1.2. Ha quindi ricordato che alla fattispecie del licenziamento orale non si applica il regime della decadenza previsto dall’art. 6 della legge n. 604 del 1966 ed ha osservato che non è immaginabile la revoca di un recesso totalmente inefficace.
Inoltre, ha evidenziato che non vi era prova dell’avvenuta comunicazione alla lavoratrice della revoca, inviata tramite PEC solo al suo difensore, e che comunque con tale provvedimento era previsto un ripristino del rapporto con un orario inferiore rispetto a quello accertato in giudizio con statuizione passata in giudicato (18 ore invece che 20).

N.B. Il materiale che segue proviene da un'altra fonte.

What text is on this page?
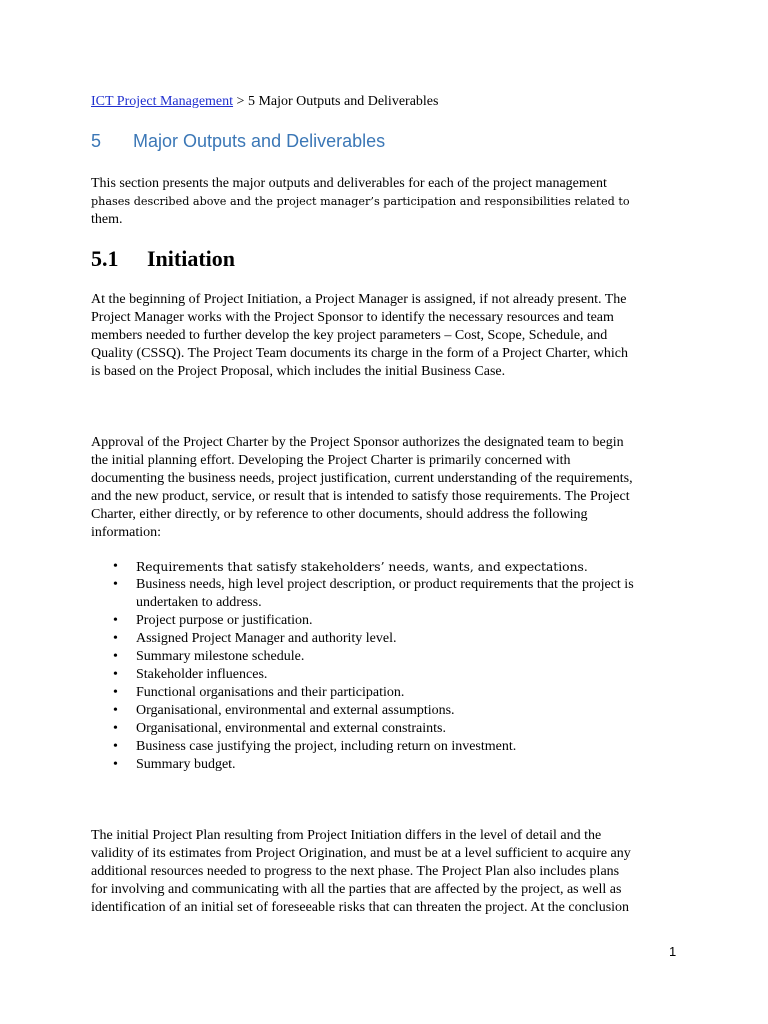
ICT Project Management > 5 Major Outputs and Deliverables
5 Major Outputs and Deliverables
This section presents the major outputs and deliverables for each of the project management
phases described above and the project manager’s participation and responsibilities related to
them.
5.1 Initiation
At the beginning of Project Initiation, a Project Manager is assigned, if not already present. The
Project Manager works with the Project Sponsor to identify the necessary resources and team
members needed to further develop the key project parameters – Cost, Scope, Schedule, and
Quality (CSSQ). The Project Team documents its charge in the form of a Project Charter, which
is based on the Project Proposal, which includes the initial Business Case.
Approval of the Project Charter by the Project Sponsor authorizes the designated team to begin
the initial planning effort. Developing the Project Charter is primarily concerned with
documenting the business needs, project justification, current understanding of the requirements,
and the new product, service, or result that is intended to satisfy those requirements. The Project
Charter, either directly, or by reference to other documents, should address the following
information:
• Requirements that satisfy stakeholders’ needs, wants, and expectations.
• Business needs, high level project description, or product requirements that the project is
undertaken to address.
• Project purpose or justification.
• Assigned Project Manager and authority level.
• Summary milestone schedule.
• Stakeholder influences.
• Functional organisations and their participation.
• Organisational, environmental and external assumptions.
• Organisational, environmental and external constraints.
• Business case justifying the project, including return on investment.
• Summary budget.
The initial Project Plan resulting from Project Initiation differs in the level of detail and the
validity of its estimates from Project Origination, and must be at a level sufficient to acquire any
additional resources needed to progress to the next phase. The Project Plan also includes plans
for involving and communicating with all the parties that are affected by the project, as well as
identification of an initial set of foreseeable risks that can threaten the project. At the conclusion
1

2. Per la cassazione della sentenza ha proposto ricorso la G.S. & Co s.r.l. affidato ad un unico motivo. T.P. ha resistito con tempestivo controricorso.
Ritenuto che
3. Con l’unico motivo di ricorso è denunciata la falsa applicazione dell’art. 18 commi 1, 2 e 10 della legge n. 300 del 1970 e si sostiene che la revoca di cui al comma 10 dell’art. 18 dello Statuto si applica anche al licenziamento inefficace perché oralmente intimato.

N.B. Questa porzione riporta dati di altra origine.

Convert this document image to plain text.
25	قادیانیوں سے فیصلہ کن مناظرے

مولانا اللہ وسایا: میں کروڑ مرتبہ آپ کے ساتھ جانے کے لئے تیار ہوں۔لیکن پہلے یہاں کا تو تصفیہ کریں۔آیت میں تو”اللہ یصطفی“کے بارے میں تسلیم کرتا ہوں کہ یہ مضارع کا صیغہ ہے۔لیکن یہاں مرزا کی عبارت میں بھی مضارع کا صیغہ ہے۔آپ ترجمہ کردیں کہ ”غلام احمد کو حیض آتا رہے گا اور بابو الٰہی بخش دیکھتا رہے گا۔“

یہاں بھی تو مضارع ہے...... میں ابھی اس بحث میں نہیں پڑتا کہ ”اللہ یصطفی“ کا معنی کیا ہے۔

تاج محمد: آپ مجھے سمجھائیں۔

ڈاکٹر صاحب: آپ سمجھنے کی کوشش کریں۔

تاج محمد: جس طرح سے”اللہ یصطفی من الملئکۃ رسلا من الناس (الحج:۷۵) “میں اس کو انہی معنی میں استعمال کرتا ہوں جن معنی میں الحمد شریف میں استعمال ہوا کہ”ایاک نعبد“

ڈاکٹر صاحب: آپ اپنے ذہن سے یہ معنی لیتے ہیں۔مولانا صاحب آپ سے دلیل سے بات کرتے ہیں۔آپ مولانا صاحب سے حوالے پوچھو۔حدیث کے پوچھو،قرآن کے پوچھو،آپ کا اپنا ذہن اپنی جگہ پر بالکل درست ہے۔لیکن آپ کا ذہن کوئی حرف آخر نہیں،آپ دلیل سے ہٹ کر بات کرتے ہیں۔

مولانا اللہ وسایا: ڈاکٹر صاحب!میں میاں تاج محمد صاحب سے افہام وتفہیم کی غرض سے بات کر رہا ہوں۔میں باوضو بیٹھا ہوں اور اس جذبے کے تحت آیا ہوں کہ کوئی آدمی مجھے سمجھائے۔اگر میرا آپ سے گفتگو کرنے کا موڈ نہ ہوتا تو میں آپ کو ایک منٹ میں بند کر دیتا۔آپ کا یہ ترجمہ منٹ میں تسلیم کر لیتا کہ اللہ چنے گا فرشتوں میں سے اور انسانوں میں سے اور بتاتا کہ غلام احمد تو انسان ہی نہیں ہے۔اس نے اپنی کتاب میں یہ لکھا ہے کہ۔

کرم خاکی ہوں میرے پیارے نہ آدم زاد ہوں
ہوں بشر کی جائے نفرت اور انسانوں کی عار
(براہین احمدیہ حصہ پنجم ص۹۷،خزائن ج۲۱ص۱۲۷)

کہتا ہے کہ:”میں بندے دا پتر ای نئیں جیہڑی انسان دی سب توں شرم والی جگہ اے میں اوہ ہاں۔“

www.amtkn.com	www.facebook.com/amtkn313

4. Il ricorso è inammissibile.
4.1. Qualora la sentenza impugnata si fondi su più ragioni autonome, ciascuna delle quali logicamente e giuridicamente idonea a sorreggere la decisione secondo l’iter logico-giuridico seguito sul punto in questione nella sentenza impugnata, l’omessa impugnazione, con ricorso per cassazione, di taluna (o anche di una soltanto) di tali ragioni determina l’ inammissibilità, per difetto di interesse, anche del gravame proposto avverso le altre, in quanto l’eventuale accoglimento del ricorso non inciderebbe sulle ” rationes decidendi” non censurate (o sulla “ratio decidendi” non censurata), con la conseguenza che la sentenza impugnata resterebbe pur sempre fondata su di esse. (cfr. Cass. 21/06/2017 n. 15360, Cass. s.u. n. 16602 del 2005 e n. 2273 del 2005).
4.2. Nella specie la sentenza impugnata trova fondamento in due distinte rationes decidendi: con una si sostiene che il licenziamento inefficace non potrebbe essere revocato. Ed è questo l’oggetto della censura formulata con il ricorso. Per altro verso, però, la Corte di merito afferma che, anche ammessa la revocabilità del recesso, comunque la ricorrente non aveva dato la prova dell’avvenuta comunicazione della revoca alla lavoratrice e si sottolinea che la stessa risultava comunicata solo alla pec dell’avvocato. Tale seconda ratio di per sé idonea a sorreggere l’accoglimento della domanda della lavoratrice non è stata specificatamente impugnata dalla società. Ne consegue che, seppure si dovesse ritenere che effettivamente anche il licenziamento orale è revocabile, tuttavia, resterebbe ferma l’inefficacia della revoca che si è accertato non essere stata mai effettivamente comunicata alla lavoratrice.
5. In conclusione il ricorso deve essere dichiarato inammissibile. Le spese seguono la soccombenza e sono liquidate in dispositivo. Ai sensi dell’art. 13 comma 1 quater del d.P.R. n. 115 del 2002 va dato atto della sussistenza dei presupposti processuali per il versamento da parte della ricorrente dell’ulteriore importo a titolo di contributo unificato pari a quello previsto per il ricorso a norma dell’art.13 comma 1 bis del citato d.P.R., se dovuto.
P.Q.M.
Dichiara inammissibile il ricorso.
Condanna la ricorrente al pagamento delle spese del giudizio che liquida in € 5.000,00 per compensi professionali, € 200,00 per esborsi, 15% per spese forfetarie oltre agli accessori dovuti per legge.
Ai sensi dell’art. 13 comma 1 quater del d.P.R. n. 115 del 2002 dà atto della sussistenza dei presupposti processuali per il versamento da parte della ricorrente dell’ulteriore importo a titolo di contributo unificato pari a quello previsto per il ricorso a norma dell’art.13 comma 1 bis del citato d.P.R., se dovuto.